Donnelly Centre for Cellular and Biomolecular Research, University of Toronto, Toronto, Canada.
Merck & Co., Inc., Kenilworth, New Jersey.
Proteins. 2019 Mar;87(3):236-244. doi: 10.1002/prot.25644. Epub 2019 Jan 4.
Peptide-based therapeutics are an alternative to small molecule drugs as they offer superior specificity, lower toxicity, and easy synthesis. Here we present an approach that leverages the dramatic performance increase afforded by the recent arrival of GPU accelerated thermodynamic integration (TI). GPU TI facilitates very fast, highly accurate binding affinity optimization of peptides against therapeutic targets. We benchmarked TI predictions using published peptide binding optimization studies. Prediction of mutations involving charged side-chains was found to be less accurate than for non-charged, and use of a more complex 3-step TI protocol was found to boost accuracy in these cases. Using the 3-step protocol for non-charged side-chains either had no effect or was detrimental. We use the benchmarked pipeline to optimize a peptide binding to our recently discovered cancer target: EME1. TI calculations predict beneficial mutations using both canonical and non-canonical amino acids. We validate these predictions using fluorescence polarization and confirm that binding affinity is increased. We further demonstrate that this increase translates to a significant reduction in pancreatic cancer cell viability.

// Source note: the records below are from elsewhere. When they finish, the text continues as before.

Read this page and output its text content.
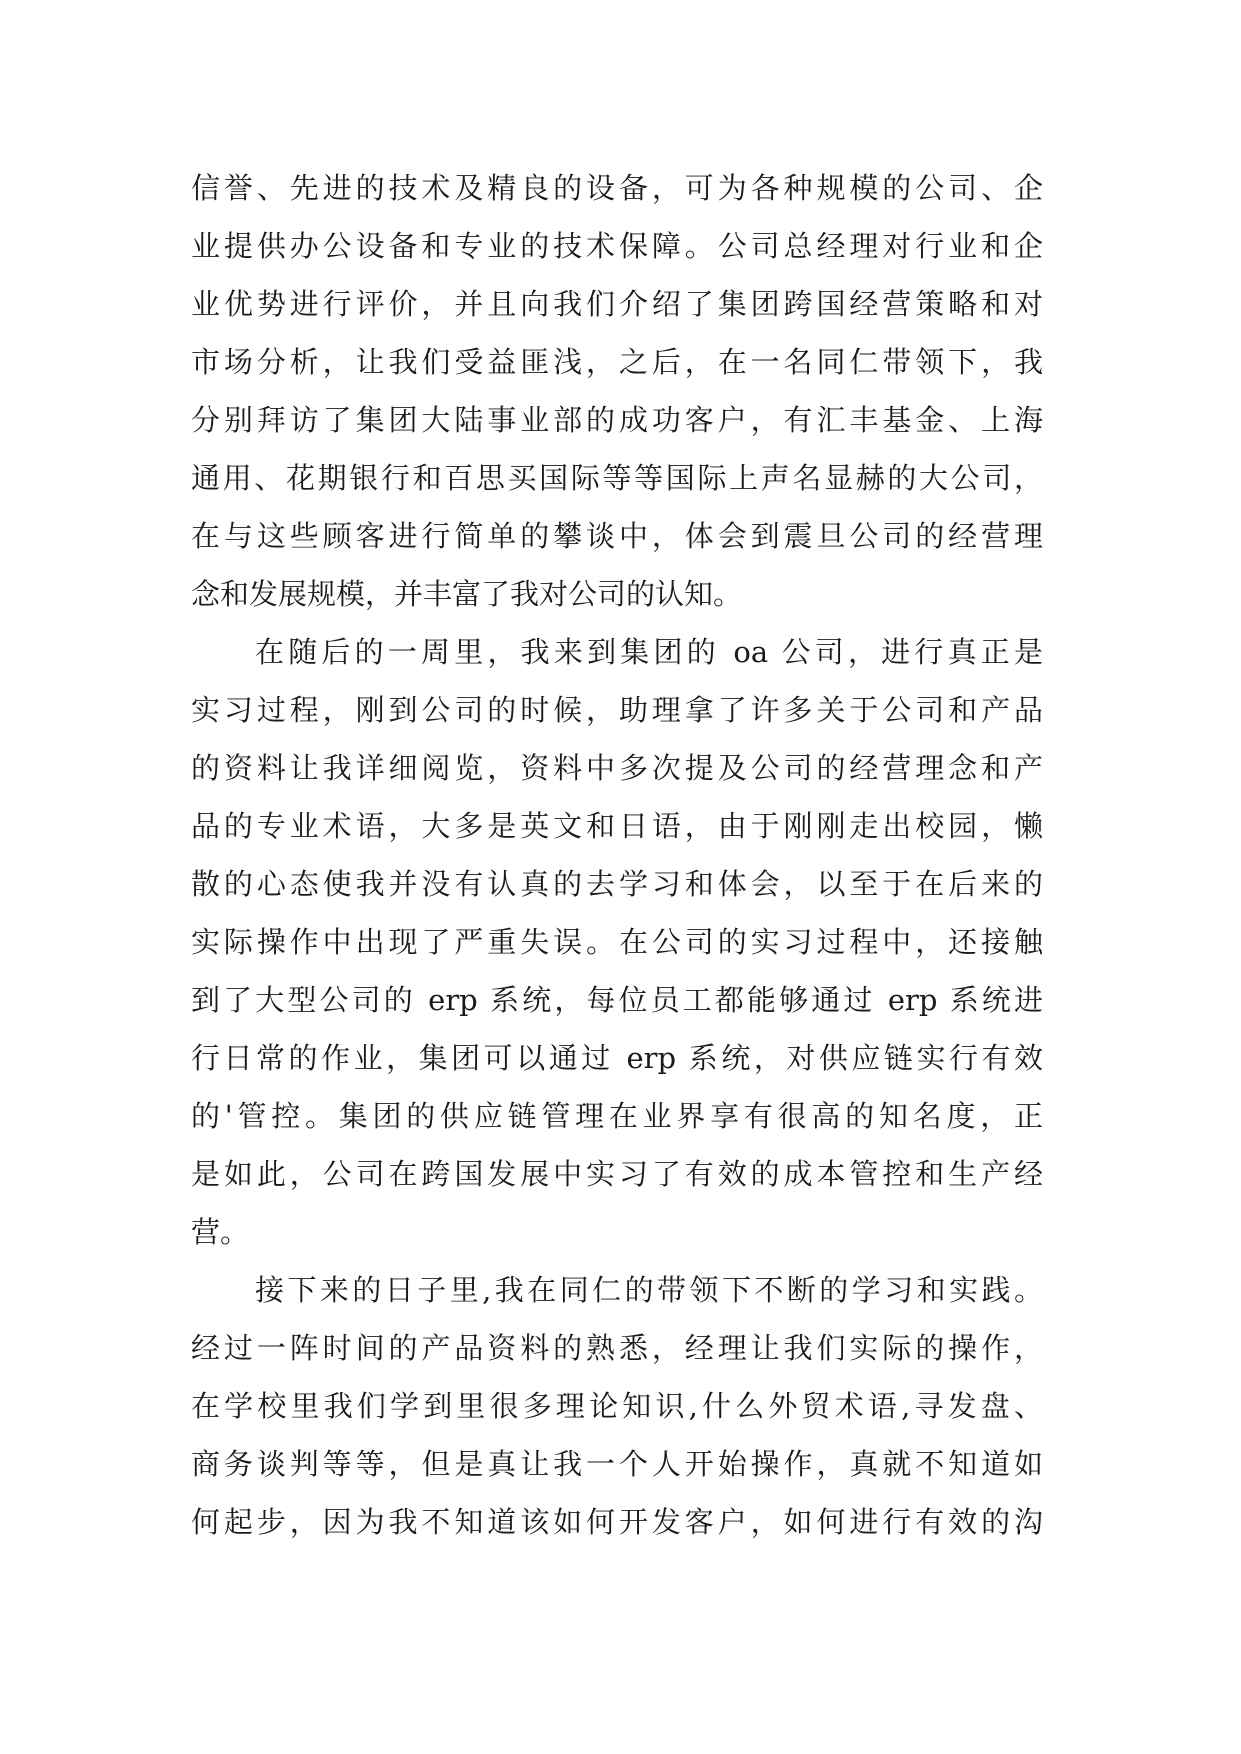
信誉、先进的技术及精良的设备，可为各种规模的公司、企
业提供办公设备和专业的技术保障。公司总经理对行业和企
业优势进行评价，并且向我们介绍了集团跨国经营策略和对
市场分析，让我们受益匪浅，之后，在一名同仁带领下，我
分别拜访了集团大陆事业部的成功客户，有汇丰基金、上海
通用、花期银行和百思买国际等等国际上声名显赫的大公司，
在与这些顾客进行简单的攀谈中，体会到震旦公司的经营理
念和发展规模，并丰富了我对公司的认知。
在随后的一周里，我来到集团的 oa 公司，进行真正是
实习过程，刚到公司的时候，助理拿了许多关于公司和产品
的资料让我详细阅览，资料中多次提及公司的经营理念和产
品的专业术语，大多是英文和日语，由于刚刚走出校园，懒
散的心态使我并没有认真的去学习和体会，以至于在后来的
实际操作中出现了严重失误。在公司的实习过程中，还接触
到了大型公司的 erp 系统，每位员工都能够通过 erp 系统进
行日常的作业，集团可以通过 erp 系统，对供应链实行有效
的'管控。集团的供应链管理在业界享有很高的知名度，正
是如此，公司在跨国发展中实习了有效的成本管控和生产经
营。
接下来的日子里,我在同仁的带领下不断的学习和实践。
经过一阵时间的产品资料的熟悉，经理让我们实际的操作，
在学校里我们学到里很多理论知识,什么外贸术语,寻发盘、
商务谈判等等，但是真让我一个人开始操作，真就不知道如
何起步，因为我不知道该如何开发客户，如何进行有效的沟
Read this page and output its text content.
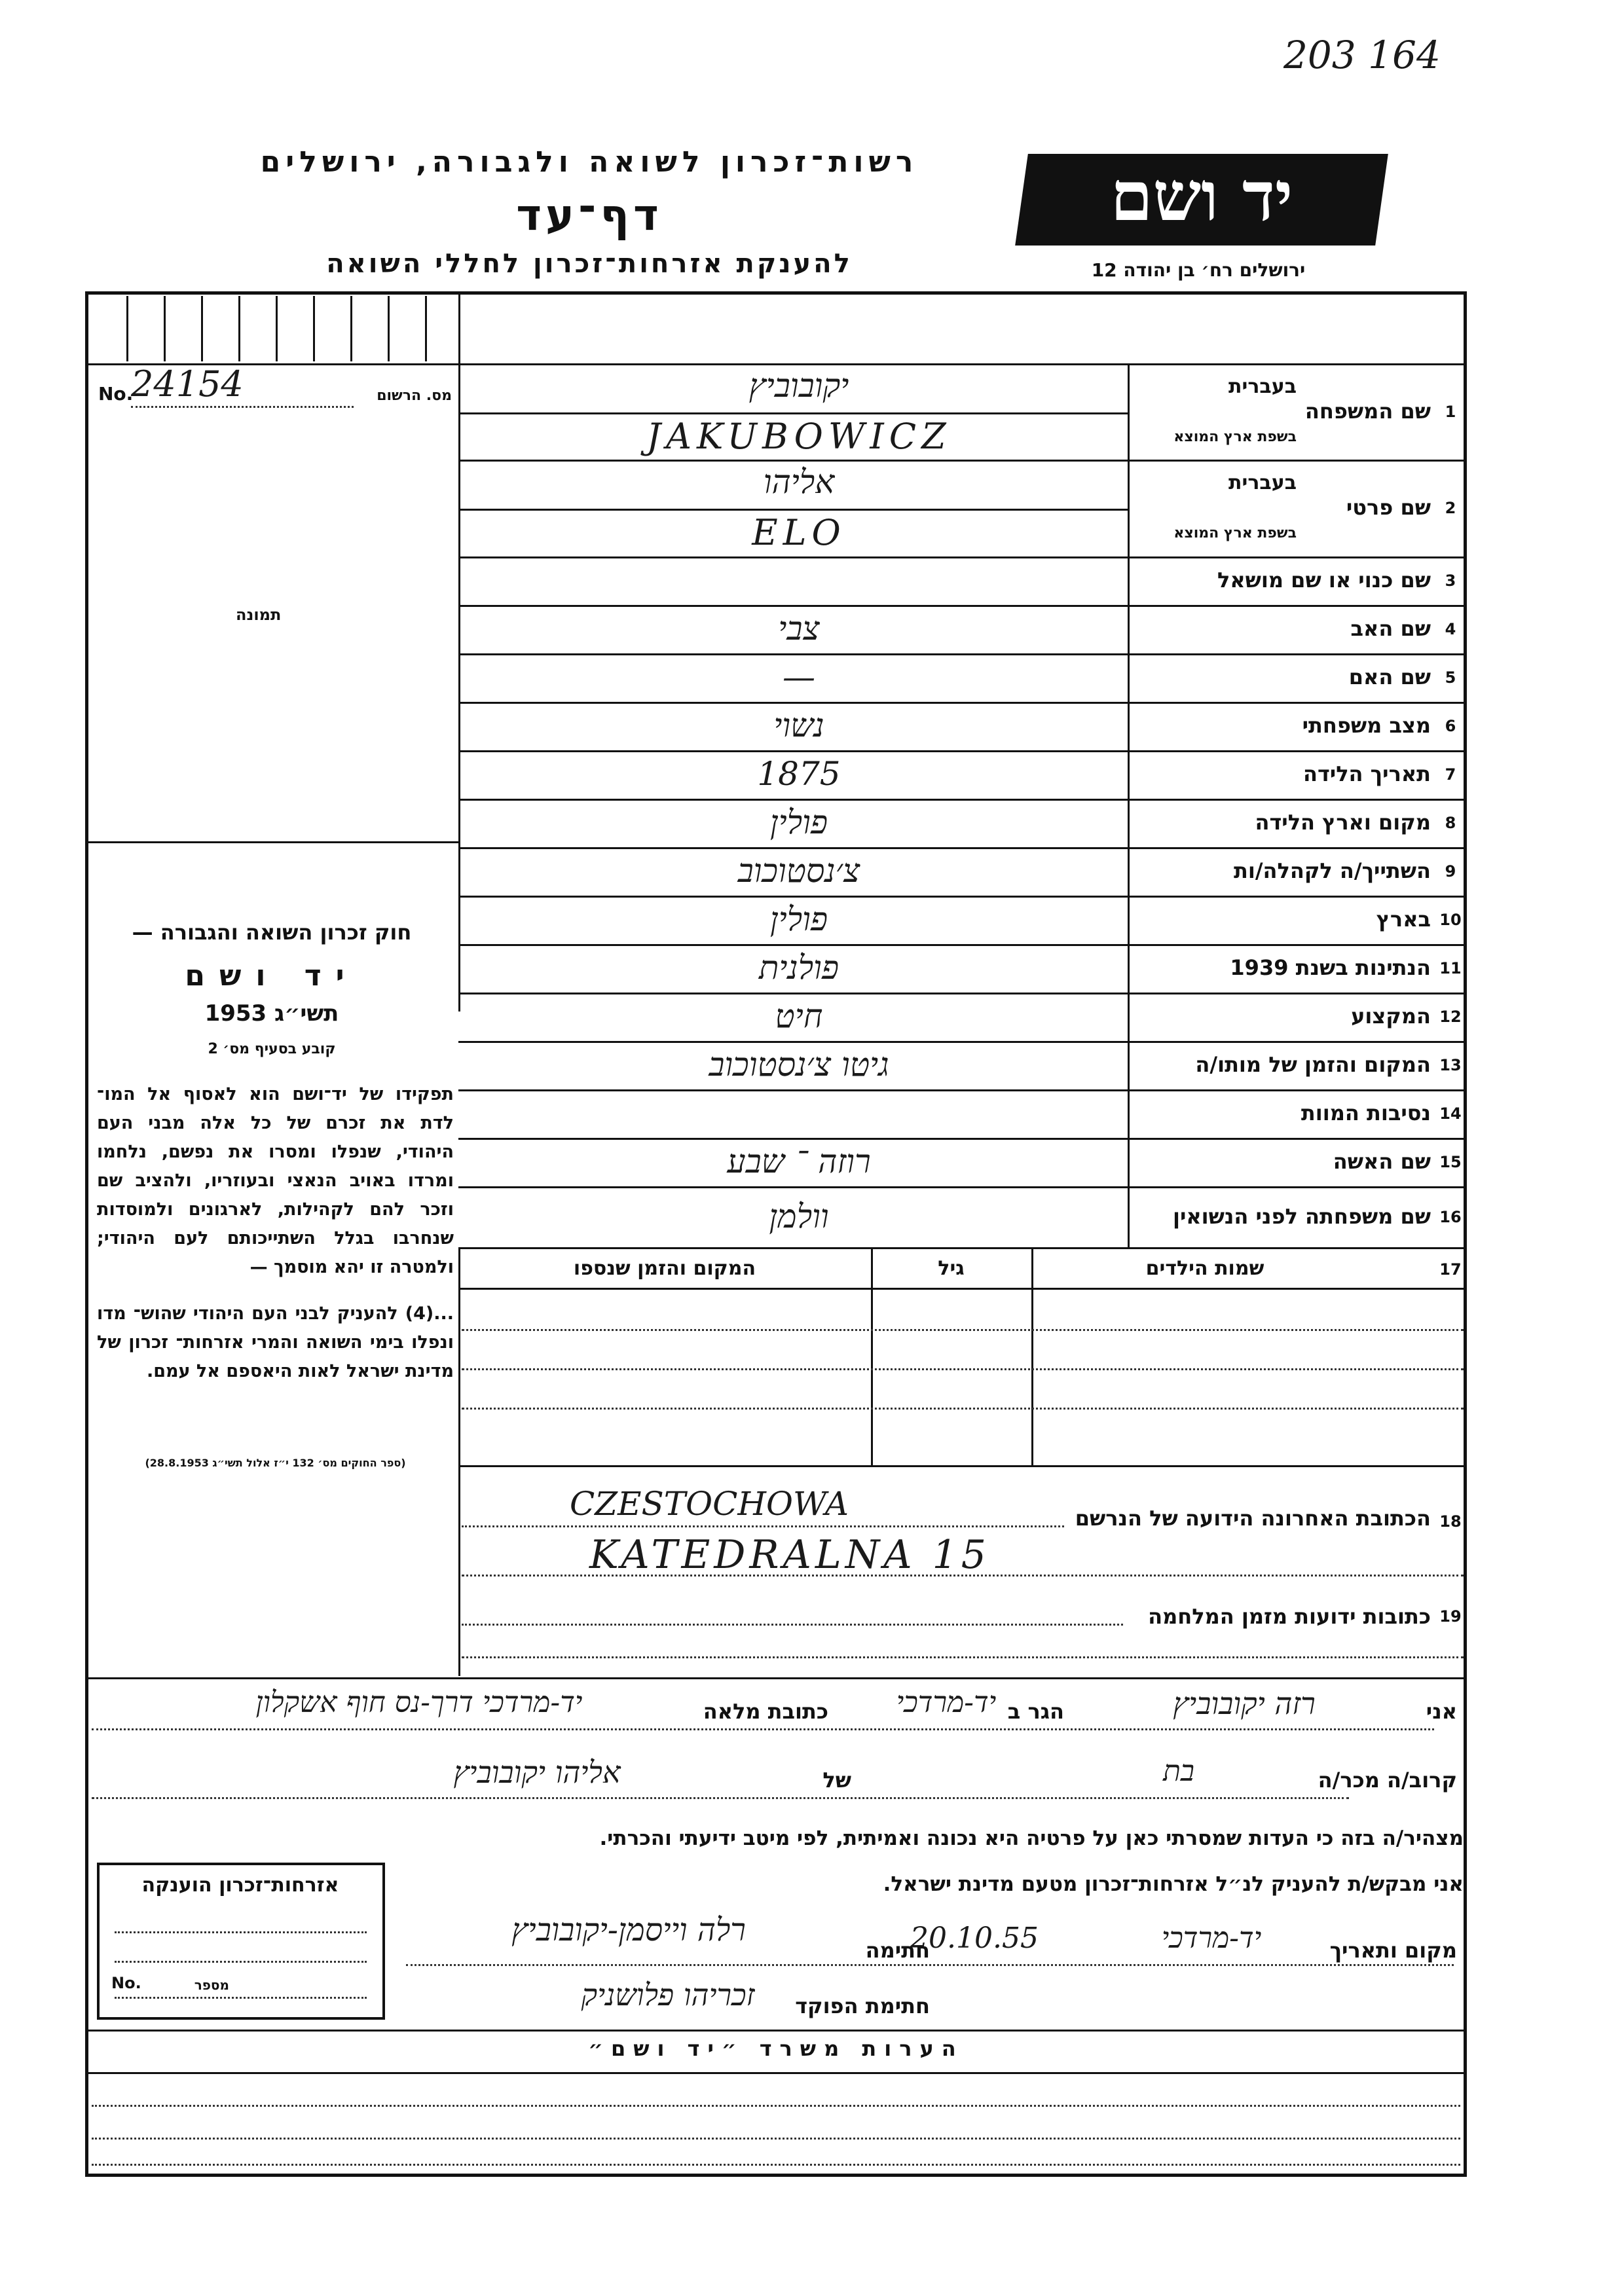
203 164
רשות־זכרון לשואה ולגבורה, ירושלים
דף־עד
להענקת אזרחות־זכרון לחללי השואה
יד ושם
ירושלים רח׳ בן יהודה 12
No.
24154	מס. הרשום
תמונה
חוק זכרון השואה והגבורה —
יד ושם
תשי״ג 1953
קובע בסעיף מס׳ 2
תפקידו של יד־ושם הוא לאסוף אל המו־ לדת את זכרם של כל אלה מבני העם היהודי, שנפלו ומסרו את נפשם, נלחמו ומרדו באויב הנאצי ובעוזריו, ולהציב שם וזכר להם לקהילות, לארגונים ולמוסדות שנחרבו בגלל השתייכותם לעם היהודי; ולמטרה זו יהא מוסמך —
...(4) להעניק לבני העם היהודי שהוש־ מדו ונפלו בימי השואה והמרי אזרחות־ זכרון של מדינת ישראל לאות היאספם אל עמם.
(ספר החוקים מס׳ 132 י״ז אלול תשי״ג 28.8.1953)
1
שם המשפחה
בעברית
בשפת ארץ המוצא
יקובוביץ
JAKUBOWICZ
2
שם פרטי
בעברית
בשפת ארץ המוצא
אליהו
ELO
3
שם כנוי או שם מושאל
4
שם האב
צבי
5
שם האם
—
6
מצב משפחתי
נשוי
7
תאריך הלידה
1875
8
מקום וארץ הלידה
פולין
9
השתייך/ה לקהלה/ות
צ׳נסטוכוב
10
בארץ
פולין
11
הנתינות בשנת 1939
פולנית
12
המקצוע
חיט
13
המקום והזמן של מותו/ה
גיטו צ׳נסטוכוב
14
נסיבות המוות
15
שם האשה
רוזה ־ שבע
16
שם משפחתה לפני הנשואין
וולמן
17
שמות הילדים
גיל
המקום והזמן שנספו
18
הכתובת האחרונה הידועה של הנרשם
CZESTOCHOWA
KATEDRALNA 15
19
כתובות ידועות מזמן המלחמה
אני
רזה יקובוביץ
הגר ב
יד-מרדכי
כתובת מלאה
יד-מרדכי דרך-נס חוף אשקלון
קרוב/ה מכר/ה
בת
של
אליהו יקובוביץ
מצהיר/ה בזה כי העדות שמסרתי כאן על פרטיה היא נכונה ואמיתית, לפי מיטב ידיעתי והכרתי.
אני מבקש/ת להעניק לנ״ל אזרחות־זכרון מטעם מדינת ישראל.
מקום ותאריך
יד-מרדכי
20.10.55
חתימה
רלה וייסמן-יקובוביץ
חתימת הפוקד
זכריהו פלושניק
אזרחות־זכרון הוענקה
No.	מספר
הערות משרד ״יד ושם״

基于肽的疗法是小分子药物的替代品,因为它们具有更高的特异性、更低的毒性和易于合成。在这里,我们提出了一种利用最近出现的 GPU 加速热力学积分 (TI) 带来的显著性能提升的方法。GPU TI 促进了针对治疗靶点的肽的非常快速、高度准确的结合亲和力优化。我们使用已发表的肽结合优化研究来对 TI 预测进行基准测试。发现涉及带电侧链的突变预测不如非带电侧链准确,并且使用更复杂的 3 步 TI 方案在这些情况下可以提高准确性。对于非带电侧链,使用 3 步方案要么没有效果,要么有害。我们使用经过基准测试的管道来优化一种与我们最近发现的癌症靶点 EME1 结合的肽。TI 计算使用经典和非经典氨基酸预测有益的突变。我们使用荧光偏振法验证这些预测,并证实结合亲和力增加。我们进一步证明这种增加转化为胰腺癌细胞活力的显著降低。